Eglises d'Asie

Animées par l’unique organisation bouddhiste autorisée, les fêtes du Vesak ont revêtu, cette année, pour la première fois, leur solennité traditionnelle

Publié le 18/03/2010




Cette année, la 2 550e année de l’ère bouddhiste, les fêtes de Phât Dan (Vesak), commémorant l’éveil de Gautama, devenu Bouddha, tombaient le 11 et 12 juin. Elles ont été célébrées, à Hô Chi Minh-Ville comme à Huê et d’autres villes du centre, avec une solennité et une affluence de fidèles exceptionnelles. Les autorités civiles se sont montrées particulièrement attentionnées à l’égard de la religion majoritaire de leur pays. Des délégations des municipalités de Hanoi et de Hô Chi Minh-Ville ont rendu visite aux autorités religieuses pour leur transmettre leurs voux. Le Bureau gouvernemental des Affaires religieuses, lui, a adressé ses souhaits de bonne fête à l’ensemble des bouddhistes vietnamiens. La presse officielle a abondamment couvert cet événement. Le 12 juin, quatre articles de l’organe du parti communiste vietnamien, le Nhân Dân, étaient consacrés à la fête du Phât Dan. Il y en avait déjà eu deux la veille. Les médias gouvernementaux ont souligné le retour à l’ancienne tradition des rassemblements, des chars fleuris, des aumônes aux pauvres, autant de pratiques qui accompagnent traditionnellement cette fête (1).
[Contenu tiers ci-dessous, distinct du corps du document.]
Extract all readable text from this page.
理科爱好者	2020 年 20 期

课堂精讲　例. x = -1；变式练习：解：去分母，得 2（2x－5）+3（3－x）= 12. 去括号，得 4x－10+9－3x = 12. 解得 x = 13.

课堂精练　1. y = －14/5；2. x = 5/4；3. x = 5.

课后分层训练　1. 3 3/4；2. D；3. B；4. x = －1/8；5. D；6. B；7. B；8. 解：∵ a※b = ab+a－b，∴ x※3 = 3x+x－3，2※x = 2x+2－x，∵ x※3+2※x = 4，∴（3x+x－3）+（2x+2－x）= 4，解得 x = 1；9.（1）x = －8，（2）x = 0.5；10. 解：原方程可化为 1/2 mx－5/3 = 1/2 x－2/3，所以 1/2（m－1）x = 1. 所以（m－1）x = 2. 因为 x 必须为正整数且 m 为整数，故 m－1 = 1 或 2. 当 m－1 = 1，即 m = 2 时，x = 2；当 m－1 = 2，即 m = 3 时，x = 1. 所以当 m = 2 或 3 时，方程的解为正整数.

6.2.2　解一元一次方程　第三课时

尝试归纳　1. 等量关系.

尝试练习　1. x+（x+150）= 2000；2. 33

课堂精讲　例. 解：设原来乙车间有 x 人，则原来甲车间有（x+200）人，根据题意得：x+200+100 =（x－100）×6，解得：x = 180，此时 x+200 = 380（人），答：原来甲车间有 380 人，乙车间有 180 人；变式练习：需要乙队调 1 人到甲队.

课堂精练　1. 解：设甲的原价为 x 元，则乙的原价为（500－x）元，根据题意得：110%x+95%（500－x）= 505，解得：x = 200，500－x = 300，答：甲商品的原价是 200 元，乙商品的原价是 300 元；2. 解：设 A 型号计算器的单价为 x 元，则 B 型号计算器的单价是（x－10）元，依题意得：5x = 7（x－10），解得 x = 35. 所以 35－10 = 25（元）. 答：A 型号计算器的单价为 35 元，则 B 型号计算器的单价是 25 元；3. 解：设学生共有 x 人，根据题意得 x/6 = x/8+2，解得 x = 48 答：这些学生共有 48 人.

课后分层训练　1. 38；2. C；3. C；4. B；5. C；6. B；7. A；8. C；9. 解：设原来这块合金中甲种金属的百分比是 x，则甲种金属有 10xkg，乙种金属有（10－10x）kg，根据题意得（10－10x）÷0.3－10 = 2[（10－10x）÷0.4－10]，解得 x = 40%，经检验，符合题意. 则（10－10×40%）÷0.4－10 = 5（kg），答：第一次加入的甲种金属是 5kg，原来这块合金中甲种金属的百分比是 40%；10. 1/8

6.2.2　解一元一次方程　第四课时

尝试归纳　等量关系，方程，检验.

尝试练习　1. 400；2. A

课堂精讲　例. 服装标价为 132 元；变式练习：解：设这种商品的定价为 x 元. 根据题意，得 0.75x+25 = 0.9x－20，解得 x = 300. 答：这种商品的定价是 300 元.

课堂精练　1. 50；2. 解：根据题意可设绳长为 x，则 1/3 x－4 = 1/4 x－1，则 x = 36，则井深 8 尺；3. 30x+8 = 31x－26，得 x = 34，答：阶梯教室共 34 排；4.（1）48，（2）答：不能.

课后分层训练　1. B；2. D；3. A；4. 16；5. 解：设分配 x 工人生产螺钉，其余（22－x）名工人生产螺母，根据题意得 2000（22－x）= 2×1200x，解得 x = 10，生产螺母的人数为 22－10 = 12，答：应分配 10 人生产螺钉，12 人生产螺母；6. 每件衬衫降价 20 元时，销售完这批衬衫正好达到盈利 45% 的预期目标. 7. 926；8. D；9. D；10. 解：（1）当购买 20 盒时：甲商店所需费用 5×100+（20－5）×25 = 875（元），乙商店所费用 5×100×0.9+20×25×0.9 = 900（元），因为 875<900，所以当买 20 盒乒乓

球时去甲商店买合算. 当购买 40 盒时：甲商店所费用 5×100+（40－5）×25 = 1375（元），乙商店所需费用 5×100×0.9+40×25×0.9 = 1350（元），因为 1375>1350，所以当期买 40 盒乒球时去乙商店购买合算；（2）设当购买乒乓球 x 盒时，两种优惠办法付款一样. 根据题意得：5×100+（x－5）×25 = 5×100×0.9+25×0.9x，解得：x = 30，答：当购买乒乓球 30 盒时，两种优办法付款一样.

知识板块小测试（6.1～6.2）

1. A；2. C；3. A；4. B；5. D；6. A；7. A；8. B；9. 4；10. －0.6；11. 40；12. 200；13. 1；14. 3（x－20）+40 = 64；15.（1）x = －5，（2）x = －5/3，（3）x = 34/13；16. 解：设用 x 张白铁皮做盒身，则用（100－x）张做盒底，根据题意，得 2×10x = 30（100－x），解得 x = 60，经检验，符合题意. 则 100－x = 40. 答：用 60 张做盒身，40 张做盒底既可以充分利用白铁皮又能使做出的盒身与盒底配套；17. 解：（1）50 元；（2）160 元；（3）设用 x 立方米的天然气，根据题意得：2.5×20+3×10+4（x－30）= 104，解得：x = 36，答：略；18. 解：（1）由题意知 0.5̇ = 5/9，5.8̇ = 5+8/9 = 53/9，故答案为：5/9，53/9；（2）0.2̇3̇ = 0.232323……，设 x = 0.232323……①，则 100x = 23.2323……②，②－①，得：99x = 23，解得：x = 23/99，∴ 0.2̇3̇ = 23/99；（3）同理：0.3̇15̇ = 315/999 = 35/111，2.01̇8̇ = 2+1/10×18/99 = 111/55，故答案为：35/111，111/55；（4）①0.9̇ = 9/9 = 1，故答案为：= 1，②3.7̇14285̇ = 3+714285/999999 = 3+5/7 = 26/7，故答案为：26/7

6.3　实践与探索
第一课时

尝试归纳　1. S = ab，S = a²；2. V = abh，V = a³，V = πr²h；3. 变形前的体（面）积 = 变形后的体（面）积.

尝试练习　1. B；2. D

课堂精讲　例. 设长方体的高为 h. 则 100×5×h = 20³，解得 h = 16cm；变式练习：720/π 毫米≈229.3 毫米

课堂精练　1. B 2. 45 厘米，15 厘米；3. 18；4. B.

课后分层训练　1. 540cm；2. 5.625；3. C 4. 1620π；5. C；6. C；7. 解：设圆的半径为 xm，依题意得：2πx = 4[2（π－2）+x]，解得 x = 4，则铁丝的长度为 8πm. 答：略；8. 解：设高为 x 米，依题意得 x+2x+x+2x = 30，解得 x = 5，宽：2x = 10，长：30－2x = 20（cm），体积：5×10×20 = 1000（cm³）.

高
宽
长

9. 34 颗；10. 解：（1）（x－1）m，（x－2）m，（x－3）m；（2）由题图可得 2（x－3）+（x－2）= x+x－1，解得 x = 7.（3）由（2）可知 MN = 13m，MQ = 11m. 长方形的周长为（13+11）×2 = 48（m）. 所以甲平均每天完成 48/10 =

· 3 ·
Le climat d’enthousiasme qui a marqué ces fêtes a même été salué par le Bureau international d’information bouddhiste (BIIB), porte-parole du bouddhisme unifié, branche de cette religion qui, pourtant, refuse le patronage et le contrôle de l’Etat. “Pour la première fois, depuis la fin de la guerre (1975), la fête de Phât Dan a été célébrée, du nord au sud, dans une joyeuse animation, avec des chars fleuris circulant dans les rues de Saigon faisait remarquer un communiqué du BIIB consacré à cette fête (2), en ajoutant cependant que seule l’Eglise bouddhiste patronnée par l’Etat a eu le monopole de l’organisation des cérémonies.

Le même communiqué précise encore que deux raisons particulières ont poussé le gouvernement à donner une telle ampleur aux festivités de cette année. La première est la pression internationale qui s’est faite, ces temps derniers, de plus en plus insistante, en particulier de la part de l’Union européen-ne et des Etats-Unis, qui viennent de refuser de retirer le Vietnam de la liste des pays “préoccupants en matière de liberté religieuse” (3). Cette pression, selon le porte-parole du bouddhisme unifié, serait due en grande partie aux soutiens que celui-ci a su obtenir dans le monde entier. Par ailleurs, la proximité d’une décision des instances internationales autorisant l’adhésion du Vietnam à l’Organisation mondiale du commerce l’oblige à faire preuve de libéralisme dans le domaine religieux.

Vo Van Ai, principal responsable du BIIB, a conseillé au gouvernement de ne point s’arrêter en si bon chemin, et de mettre un terme à la surveillance qu’il exerce sur les deux plus hautes personnalités du bouddhisme unifié, à savoir le patriarche Thich Huyên Quang et le vénérable Thich Quang Dô. Il devrait aussi cesser d’empêcher les desservants des pagodes relevant du bouddhisme unifié de mener leurs activités religieuses, comme ce fut le cas pour le religieux chargé de la pagode de Phuoc Buu, à Ba Ria, qui, à cause de son obédience, s’est vu refuser l’autorisation d’organiser les cérémonies de la fête du Phât Dan par les autorités locales. Les mêmes difficultés se sont présentées dans un certain nombre d’autres lieux de culte à Hô Chi Minh Ville et au Centre-Vietnam.

Les représentants officiels du bouddhisme unifié continuent de faire l’objet de l’attention soupçonneuse des pouvoirs locaux. Le vénérable Thich Chon Tâm, représentant du bouddhisme unifié pour la région de An Giang, dans une lettre adressée à ses supérieurs hiérarchiques, a raconté ses démêlés avec les autorités (4). Lors d’une rencontre avec un responsable de l’agitprop de la province, il a entendu ce dernier lui proposer une certaine somme d’argent pour lui rapporter les faits et gestes de ses confrères. Le fonctionnaire s’est ensuite étonné du refus indigné du religieux, en soulignant que ce genre d’échanges se faisait couramment. Peu de temps après cet incident, sans doute en représailles, des calomnies concernant les mours du religieux étaient diffusées dans le journal régional contrôlé par l’Etat.